Ann goes through a painful coming of age, underlined by her studying in a new school and her eager desire to meet her real father. In a touching scene, Ann calls her dad, but he misperceives her gesture as a request for money. Turning point in the central relationship occurs when Adele sneaks into an audition that she had forced upon Ann and shockingly observes how Ann delivers a monologue that emulates her very own words and gestures.

Throughout, Alvin Sargent’s “new” scenario recalls quintessential scenes and characters from Hollywood’s chestnuts. The whole motif of a daughter embarrassed by her mom’s lewd public behavior and tasteless clothes recall Stella Dallas. The scene in which Sarandon is eagerly waiting for her beau to call echoes (in reverse) the scene in Stella Dallas in which no one shows up for the daughter’s birthday. The tough character of real estate Gail, who becomes Adele’s buddy, suggests the roles played by Eve Arden in Mildred Pierce and by Diane Ladd in Alice Doesn’t Live Here Anymore.

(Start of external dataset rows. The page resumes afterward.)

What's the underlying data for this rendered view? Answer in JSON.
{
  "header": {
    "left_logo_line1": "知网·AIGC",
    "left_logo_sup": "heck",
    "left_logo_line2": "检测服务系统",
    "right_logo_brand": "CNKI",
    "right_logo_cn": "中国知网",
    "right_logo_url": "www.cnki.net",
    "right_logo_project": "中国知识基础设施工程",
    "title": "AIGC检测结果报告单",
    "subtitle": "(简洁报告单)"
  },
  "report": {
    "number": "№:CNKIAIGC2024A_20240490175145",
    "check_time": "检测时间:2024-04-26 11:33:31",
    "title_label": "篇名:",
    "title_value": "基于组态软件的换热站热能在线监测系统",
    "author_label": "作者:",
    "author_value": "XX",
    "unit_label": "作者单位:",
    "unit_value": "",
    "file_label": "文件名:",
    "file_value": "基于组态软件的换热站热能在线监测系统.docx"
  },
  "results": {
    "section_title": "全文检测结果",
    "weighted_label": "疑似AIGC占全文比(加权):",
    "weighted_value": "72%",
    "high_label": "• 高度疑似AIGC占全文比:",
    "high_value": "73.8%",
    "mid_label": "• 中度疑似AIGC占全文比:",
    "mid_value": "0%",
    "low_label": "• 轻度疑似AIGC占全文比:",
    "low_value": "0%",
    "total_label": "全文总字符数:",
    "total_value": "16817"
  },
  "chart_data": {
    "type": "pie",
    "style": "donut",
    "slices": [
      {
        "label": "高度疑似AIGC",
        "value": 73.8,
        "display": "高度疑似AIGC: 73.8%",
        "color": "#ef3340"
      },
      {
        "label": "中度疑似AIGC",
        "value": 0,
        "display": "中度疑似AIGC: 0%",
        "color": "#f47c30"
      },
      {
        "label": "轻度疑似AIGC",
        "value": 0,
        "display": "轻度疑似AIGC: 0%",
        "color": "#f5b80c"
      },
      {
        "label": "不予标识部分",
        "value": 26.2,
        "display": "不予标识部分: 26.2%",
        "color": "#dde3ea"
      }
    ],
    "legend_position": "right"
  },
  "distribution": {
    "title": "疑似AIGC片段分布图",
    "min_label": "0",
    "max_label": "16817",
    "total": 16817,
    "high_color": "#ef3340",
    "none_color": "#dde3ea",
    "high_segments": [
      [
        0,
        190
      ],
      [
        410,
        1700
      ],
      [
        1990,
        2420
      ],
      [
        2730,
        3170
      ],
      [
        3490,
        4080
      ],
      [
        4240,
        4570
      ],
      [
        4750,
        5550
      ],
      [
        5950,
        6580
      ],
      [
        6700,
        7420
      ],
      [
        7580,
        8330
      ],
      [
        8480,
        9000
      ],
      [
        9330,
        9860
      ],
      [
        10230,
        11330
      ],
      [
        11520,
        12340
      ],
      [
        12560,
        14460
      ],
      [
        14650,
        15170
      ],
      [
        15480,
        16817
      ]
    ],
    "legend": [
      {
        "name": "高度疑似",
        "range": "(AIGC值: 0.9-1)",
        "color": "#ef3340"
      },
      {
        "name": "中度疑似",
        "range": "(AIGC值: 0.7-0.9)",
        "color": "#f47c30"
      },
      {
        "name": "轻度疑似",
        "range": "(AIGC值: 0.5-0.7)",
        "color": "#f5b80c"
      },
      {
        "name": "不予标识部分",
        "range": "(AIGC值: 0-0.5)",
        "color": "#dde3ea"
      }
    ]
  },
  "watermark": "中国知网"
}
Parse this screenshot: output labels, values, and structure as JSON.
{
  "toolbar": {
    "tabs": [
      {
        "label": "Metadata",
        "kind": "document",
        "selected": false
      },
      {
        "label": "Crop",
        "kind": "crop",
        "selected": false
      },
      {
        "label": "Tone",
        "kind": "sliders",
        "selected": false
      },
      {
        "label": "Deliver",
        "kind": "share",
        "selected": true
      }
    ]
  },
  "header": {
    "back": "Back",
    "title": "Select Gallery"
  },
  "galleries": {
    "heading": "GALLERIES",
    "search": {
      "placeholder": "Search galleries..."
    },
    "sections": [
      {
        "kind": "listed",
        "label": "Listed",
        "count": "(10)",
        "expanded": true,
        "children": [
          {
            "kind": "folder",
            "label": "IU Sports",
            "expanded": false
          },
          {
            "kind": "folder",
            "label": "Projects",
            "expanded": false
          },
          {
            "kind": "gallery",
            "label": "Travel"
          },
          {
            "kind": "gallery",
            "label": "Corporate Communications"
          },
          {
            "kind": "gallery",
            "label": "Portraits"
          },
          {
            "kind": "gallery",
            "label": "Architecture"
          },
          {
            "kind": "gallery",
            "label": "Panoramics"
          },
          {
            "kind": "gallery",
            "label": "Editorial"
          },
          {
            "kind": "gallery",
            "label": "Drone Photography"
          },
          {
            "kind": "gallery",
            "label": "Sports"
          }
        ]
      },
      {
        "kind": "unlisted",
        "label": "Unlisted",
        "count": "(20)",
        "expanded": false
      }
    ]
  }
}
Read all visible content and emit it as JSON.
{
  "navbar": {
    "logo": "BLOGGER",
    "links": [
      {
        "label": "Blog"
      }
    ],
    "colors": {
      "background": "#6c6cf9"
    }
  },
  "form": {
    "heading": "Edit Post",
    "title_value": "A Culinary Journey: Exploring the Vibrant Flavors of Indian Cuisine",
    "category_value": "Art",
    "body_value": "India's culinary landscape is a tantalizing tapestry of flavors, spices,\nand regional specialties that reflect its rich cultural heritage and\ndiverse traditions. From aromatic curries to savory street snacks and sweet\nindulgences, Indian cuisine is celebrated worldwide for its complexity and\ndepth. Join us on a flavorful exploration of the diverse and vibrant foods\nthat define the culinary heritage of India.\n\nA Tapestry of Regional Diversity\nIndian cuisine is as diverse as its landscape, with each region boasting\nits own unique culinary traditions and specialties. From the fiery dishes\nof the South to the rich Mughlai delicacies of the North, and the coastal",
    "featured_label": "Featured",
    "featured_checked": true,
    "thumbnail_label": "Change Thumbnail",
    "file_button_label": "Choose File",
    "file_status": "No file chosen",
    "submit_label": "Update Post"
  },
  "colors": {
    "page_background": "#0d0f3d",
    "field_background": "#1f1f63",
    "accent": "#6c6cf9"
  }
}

The first hour is boring and unexciting, and Sarandon’s broad rendition in what’s one of her least subtle performances, makes the material unbearably familiar. However, unlike most mainstream pics, this narrative improves as it unfolds, and the tension between mom and daughter, when the latter decides to attend an East Coast college, is particularly well handled.

Even so, it may be telling that some of the most emotionally honest scenes depict the interactions between Ann and other young characters. There’s a priceless scene, in which Ann and Benny candidly talk about their feelings and sexuality; this makes Benny’s later death in an accident all the more devastating. There are also several deftly and humorously observed scenes in which Ann is courted by a handsome classmate, Ted (Ray Baker).

Sarandon’s acting gets more multi-shaded and refined in the last reel, but the revelation here is Portman, whose casting was reportedly Sarandon’s condition to make the movie. With half a dozen roles to her credit, Portman, who looks very attractive, is a natural performer who brings rough edges to any role she plays–the movie is inconceivable without her.

Wang’s staging is less astute than his normal standard, but he directs with clarity, stressing those obvious, crowd-pleasing moments that are bound to send many viewers to their hankies. This kind of manipulation, with at least four scenes in which the protagonists themselves burst out crying, has always been integral to the genre. Pic’s main modernist touch is Roger Deakins’ crisp, wide-screen lensing, which elevates the story at least two notches above the conventional, TV-like sensibility of its source material.